Whole wheat flour is somewhat bitter. Children are especially sensitive to bitter flavors and, thus, don't like wheat bread, coffee, etc. But, grown up, wheat bread, along with dark breads from Central Europe, etc. can no longer seem too bitter and can have some desirable texture and flavors. So, can get some liver wurst on rye bread with brown mustard or some such!
made almost entirely just from flour, water, yeast, and salt
Read the entire ingredients list; you may be surprised. Even the "flour" is generally made from just the endosperm. Only if it says "whole wheat/grain" do they use the whole seed.
It is incredibly dense, like a brick. A slice is more like a non-crunchy cracker. I like it because it doesn't seem like it ever goes stale. (Or maybe it does and the texture doesn't change?)
It is good but you would have to be an extreme German nationalist to enjoy it more than a good French baguette.

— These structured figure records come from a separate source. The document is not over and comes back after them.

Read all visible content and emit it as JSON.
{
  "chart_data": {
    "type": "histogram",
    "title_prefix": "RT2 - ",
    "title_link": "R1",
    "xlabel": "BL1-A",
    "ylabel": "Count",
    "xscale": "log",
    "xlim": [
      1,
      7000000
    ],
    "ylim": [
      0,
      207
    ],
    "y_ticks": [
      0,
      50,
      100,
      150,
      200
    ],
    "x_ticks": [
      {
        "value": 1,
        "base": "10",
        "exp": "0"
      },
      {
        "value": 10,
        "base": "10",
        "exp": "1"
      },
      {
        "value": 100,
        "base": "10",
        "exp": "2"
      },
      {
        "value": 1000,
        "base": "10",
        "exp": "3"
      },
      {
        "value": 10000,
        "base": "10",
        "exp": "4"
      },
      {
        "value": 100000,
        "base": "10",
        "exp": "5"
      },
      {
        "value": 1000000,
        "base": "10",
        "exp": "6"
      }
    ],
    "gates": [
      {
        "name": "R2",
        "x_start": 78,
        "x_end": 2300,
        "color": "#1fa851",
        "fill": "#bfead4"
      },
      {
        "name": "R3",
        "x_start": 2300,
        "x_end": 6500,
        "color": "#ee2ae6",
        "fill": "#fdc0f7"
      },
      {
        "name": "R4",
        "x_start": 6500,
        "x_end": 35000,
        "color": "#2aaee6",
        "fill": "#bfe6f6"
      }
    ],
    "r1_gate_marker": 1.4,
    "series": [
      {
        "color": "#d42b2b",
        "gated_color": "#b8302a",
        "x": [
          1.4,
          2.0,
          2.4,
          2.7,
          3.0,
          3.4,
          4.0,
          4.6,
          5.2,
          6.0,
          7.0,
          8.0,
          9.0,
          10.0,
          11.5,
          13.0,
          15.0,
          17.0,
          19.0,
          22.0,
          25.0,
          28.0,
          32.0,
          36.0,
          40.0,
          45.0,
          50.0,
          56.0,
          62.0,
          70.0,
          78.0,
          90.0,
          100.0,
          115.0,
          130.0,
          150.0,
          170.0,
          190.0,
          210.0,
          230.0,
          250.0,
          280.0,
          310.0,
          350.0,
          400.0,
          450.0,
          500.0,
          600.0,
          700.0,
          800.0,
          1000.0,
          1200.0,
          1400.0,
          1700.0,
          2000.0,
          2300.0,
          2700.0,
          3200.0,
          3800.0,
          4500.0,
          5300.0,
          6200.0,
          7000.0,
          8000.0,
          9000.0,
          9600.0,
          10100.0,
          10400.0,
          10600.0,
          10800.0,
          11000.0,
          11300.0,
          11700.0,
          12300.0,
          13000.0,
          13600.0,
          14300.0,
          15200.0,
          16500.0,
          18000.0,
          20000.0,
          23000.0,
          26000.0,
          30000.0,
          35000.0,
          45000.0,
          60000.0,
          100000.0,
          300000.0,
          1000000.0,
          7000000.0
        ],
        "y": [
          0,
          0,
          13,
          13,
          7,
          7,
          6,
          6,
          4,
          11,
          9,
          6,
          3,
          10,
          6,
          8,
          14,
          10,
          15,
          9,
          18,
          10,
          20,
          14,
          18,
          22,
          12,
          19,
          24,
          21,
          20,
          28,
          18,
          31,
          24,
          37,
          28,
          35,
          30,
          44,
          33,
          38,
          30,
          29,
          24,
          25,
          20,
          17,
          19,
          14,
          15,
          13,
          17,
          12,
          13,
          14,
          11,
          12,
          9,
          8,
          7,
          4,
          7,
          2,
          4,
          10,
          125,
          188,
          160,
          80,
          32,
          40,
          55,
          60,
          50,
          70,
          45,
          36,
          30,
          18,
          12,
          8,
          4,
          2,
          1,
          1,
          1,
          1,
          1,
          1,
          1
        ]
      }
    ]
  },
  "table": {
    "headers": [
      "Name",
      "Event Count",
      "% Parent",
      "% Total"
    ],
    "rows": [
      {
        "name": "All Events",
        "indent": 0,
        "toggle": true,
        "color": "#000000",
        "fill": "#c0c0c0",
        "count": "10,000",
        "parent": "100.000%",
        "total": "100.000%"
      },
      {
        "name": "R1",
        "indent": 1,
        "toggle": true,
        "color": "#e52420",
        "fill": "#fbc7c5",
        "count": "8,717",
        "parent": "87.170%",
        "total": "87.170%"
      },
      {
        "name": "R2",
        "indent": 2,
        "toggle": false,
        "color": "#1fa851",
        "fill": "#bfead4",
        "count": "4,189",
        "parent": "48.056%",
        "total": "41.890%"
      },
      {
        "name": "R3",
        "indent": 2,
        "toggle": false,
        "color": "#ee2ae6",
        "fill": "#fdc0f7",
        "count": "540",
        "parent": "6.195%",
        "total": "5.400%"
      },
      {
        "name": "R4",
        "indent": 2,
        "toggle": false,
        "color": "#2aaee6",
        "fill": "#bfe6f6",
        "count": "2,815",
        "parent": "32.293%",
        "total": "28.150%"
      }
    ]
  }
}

Yes, something like that, but this shop version is not good. You want it fresh from a baker, and then it will be a little bit less dense and have a much more pleasant texture. It is excellent the day it was made and the next and then stays okayish for about 3 more days, when stored in a paper bag or a wooden box. It keeps a bit longer in plastic but will go moldy instead of dry. But the way it goes dry does not fit the word 'stale' imho.
If you put it in a toaster it will still be good after 5 days. The time also depends on the flour - rye keeps longer than wheat, and things like a generous amount of sunflower seeds help.
Baguette is good too, but is only good for like half a day. And I feel better if I go for the darker bread most of the time.
A subway sandwich is terrible for you with its bread to filling ratio, and now we see their chicken salads may not be as healthy as we thought as well.